While the exploration of the male rock star has been done time and time again (think Velvet Goldmine, Almost Famous, That Thing You Do! and, on the nosely, Rock Star), there are so few fictionalized accounts of the debauched life and times of a female rock star (all we really have is the veracity of the documentary, The Punk Singer, to go on and, to a certain extent, Truth or Dare). Enter Alex Ross Perry (already losing some points on highlighting the subject matter as a result of having a penis) with Her Smell. Starring his longtime muse Elisabeth Moss as Becky Something, the drunken, spitting, rage-filled rocker transitioning into middle-age, the singer has trouble differentiating between her long-cultivated persona and her actual self for the duration of the film. A struggle that results in her increasing the stakes of her self-destructive behavior throughout the often hard-to-watch but also hard-to-look-away-from narrative.
Like a combination of Bikini Kill and Hole, Becky’s band, Something She, reached their peak of fame and success in the early 90s, making the head of their label (Paragon Records), Howard Goodman (Eric Stoltz), both rich-ish and at least mildly self-satisfied with his discovery–a far cry from the worry-wart/reluctant father figure he has become toward Becky of late. After playing a show in an increasingly small venue (for the many cancelled shows thanks to her erratic mood swings make fans increasingly less prone to buying tickets), Becky tears backstage in a whirl of mixed emotions ranging from fury to joy, and all usually at the urging of her “shaman,” Ya-ema (Eka Darville). A shaman who also tells her that her own daughter, Tama (eventually played by Daisy Pugh-Weiss), will be her downfall. Told this in the midst of her ex, Danny (Dan Stevens), showing up to try to get her to spend time with Tama, Becky is too focused on the presence of his new girlfriend, Tiffany (Hannah Gross), and her “energy” to pay much attention. Until she snatches Tama from Danny, runs through the corridor of the backstage area and ends up vomiting as she falls to the ground. So is our introduction to the new Becky Something. The one before the smiling home videos of her and her bandmates, Ali van der Wolff (Gayle Rankin) and Marielle Hell (Agyness Deyn), getting excited over gold records and magazine covers.
Months after her trainwreck blackout backstage, an increasingly alcoholic Becky sings nonsense in the studio, at this point shelling out for the time from her own pocket, convinced she’s working on a masterpiece as Howard struggles to pay his bills as a result of all the wasted money she’s cost him. Ali, who has the least patience for Becky’s bullshit at this point (that can tend to happen when you’ve become someone’s ex-lover), is the first to walk out of the studio, leaving Howard and Mari to deal with Becky’s volatile behavior as Howard angles to bring his new protégées into the space, Akergirls, comprised of Roxy Rotten (Ashley Benson), Crassie Cassie (Cara Delevingne) and Dottie O.Z. (Dylan Gelula). At first, Becky is naturally territorial and aggressive toward the fresh meat, until realizing she can use them to her benefit for recording now that she’s short a drummer.
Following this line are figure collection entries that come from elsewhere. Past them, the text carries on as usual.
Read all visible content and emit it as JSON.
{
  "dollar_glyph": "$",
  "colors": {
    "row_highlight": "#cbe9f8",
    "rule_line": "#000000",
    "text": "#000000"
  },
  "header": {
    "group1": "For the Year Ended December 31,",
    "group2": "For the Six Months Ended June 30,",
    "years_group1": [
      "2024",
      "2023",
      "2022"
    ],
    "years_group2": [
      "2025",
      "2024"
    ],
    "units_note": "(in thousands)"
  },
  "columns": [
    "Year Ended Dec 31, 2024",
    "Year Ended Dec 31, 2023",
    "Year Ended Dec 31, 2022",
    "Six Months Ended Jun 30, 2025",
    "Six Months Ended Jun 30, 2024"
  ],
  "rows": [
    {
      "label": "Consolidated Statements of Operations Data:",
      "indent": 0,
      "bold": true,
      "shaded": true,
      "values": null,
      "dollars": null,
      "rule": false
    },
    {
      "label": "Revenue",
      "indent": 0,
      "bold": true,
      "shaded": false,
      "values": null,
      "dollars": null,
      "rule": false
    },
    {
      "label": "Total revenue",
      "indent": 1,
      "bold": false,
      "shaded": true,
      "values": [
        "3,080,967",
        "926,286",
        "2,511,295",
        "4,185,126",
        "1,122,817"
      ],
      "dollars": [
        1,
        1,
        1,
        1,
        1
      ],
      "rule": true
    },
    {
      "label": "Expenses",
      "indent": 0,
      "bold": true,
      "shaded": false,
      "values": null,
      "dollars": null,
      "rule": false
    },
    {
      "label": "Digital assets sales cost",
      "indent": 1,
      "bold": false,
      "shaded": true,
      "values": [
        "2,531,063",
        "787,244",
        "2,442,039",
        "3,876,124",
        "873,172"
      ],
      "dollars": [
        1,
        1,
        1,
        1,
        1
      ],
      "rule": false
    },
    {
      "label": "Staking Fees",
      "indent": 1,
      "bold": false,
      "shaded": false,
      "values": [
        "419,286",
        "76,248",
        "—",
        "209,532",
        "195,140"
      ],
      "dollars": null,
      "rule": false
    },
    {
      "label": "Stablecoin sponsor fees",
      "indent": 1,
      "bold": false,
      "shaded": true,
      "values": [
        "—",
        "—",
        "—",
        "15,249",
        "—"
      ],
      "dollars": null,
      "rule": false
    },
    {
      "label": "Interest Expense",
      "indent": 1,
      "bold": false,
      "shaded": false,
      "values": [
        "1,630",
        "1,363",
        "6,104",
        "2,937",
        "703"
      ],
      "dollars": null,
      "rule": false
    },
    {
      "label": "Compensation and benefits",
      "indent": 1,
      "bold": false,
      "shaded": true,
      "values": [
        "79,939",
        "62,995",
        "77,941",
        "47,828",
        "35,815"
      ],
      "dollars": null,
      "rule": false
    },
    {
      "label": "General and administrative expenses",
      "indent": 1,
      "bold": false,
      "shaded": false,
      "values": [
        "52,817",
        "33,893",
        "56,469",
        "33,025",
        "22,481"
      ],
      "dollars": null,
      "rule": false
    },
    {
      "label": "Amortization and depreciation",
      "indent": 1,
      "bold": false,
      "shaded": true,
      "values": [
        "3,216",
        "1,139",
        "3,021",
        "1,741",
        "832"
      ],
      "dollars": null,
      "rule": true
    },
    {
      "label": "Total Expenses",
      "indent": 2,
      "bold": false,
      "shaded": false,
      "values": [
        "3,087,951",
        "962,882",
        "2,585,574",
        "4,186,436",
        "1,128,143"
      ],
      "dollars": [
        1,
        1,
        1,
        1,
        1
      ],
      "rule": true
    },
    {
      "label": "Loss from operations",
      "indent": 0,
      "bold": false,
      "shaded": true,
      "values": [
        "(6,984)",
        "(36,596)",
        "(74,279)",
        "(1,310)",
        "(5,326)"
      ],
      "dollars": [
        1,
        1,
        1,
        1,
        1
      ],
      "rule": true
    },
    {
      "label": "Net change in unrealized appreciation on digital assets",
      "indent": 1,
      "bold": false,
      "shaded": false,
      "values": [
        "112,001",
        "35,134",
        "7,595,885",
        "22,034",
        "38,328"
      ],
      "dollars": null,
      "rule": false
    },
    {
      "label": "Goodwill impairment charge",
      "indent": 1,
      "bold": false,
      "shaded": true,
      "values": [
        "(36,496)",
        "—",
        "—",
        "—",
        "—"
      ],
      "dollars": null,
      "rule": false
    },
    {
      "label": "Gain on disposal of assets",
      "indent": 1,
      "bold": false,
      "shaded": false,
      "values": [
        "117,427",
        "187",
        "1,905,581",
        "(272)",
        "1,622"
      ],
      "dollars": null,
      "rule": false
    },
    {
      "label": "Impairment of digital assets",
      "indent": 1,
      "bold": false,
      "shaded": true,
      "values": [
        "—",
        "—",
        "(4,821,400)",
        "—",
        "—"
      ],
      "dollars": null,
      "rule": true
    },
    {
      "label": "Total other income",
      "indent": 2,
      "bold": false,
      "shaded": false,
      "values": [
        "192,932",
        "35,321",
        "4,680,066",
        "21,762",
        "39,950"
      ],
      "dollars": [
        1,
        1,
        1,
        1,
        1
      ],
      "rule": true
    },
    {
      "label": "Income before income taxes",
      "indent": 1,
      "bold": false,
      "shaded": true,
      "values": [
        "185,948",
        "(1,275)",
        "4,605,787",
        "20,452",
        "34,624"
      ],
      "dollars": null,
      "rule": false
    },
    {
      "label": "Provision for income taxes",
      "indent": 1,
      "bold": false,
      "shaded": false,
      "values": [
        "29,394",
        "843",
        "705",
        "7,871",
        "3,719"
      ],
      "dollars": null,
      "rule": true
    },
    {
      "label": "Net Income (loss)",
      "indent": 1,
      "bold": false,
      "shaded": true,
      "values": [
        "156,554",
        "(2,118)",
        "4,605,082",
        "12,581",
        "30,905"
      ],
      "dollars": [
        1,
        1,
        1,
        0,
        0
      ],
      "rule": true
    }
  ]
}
At first, reverential toward their idol, the vibe quickly deteriorates as Mari, too, walks out on the verbally abusive Becky.
Filmed in Perry’s typical manner of no holds barred long takes and tight close-ups, there is no shortage of uncomfortable moments in watching Becky interact with (a.k.a. antagonize) her friends (especially former ones like Zelda, a Marina and the Diamonds-type chanteuse played by Amber Heard) and family, her mother, Ania (Virginia Madsen), included–most especially toward the third act of the film, when Becky’s metamorphosis into the zenith of her rotten to the core persona hits a wall.
A meditation on the often fleeting “muse” that can tend only to come when one is in their youth (particularly in the music industry–ahem, Billie Eilish), Her Smell isn’t so much a cautionary tale as a rumination on the existential crisis that occurs when an artist feels they’ve lost their gift, will never be able to recapture a certain greatness that catapulted them to fame in the first place. This tends to happen, for women and men alike, when they have children–that ultimate emblem of losing one’s edge (except in the case of Madonna, who seemed to become more enraged with the world after “fulfilling her womanly duty”).
And though Perry broaches his subject with the utmost of care, taking his time with a usually rushed character study of the “punk rocker” trope, one feels it would have almost actually been bolder for him to use a male musician as his subject in this instance–for it would be much more novel for a man to suddenly question his entire career and purpose (beyond art) after having a child than it is for women, constantly expected to do so because that is their “natural role.” So sensitive to the pheromones driving their olfactory senses as they are.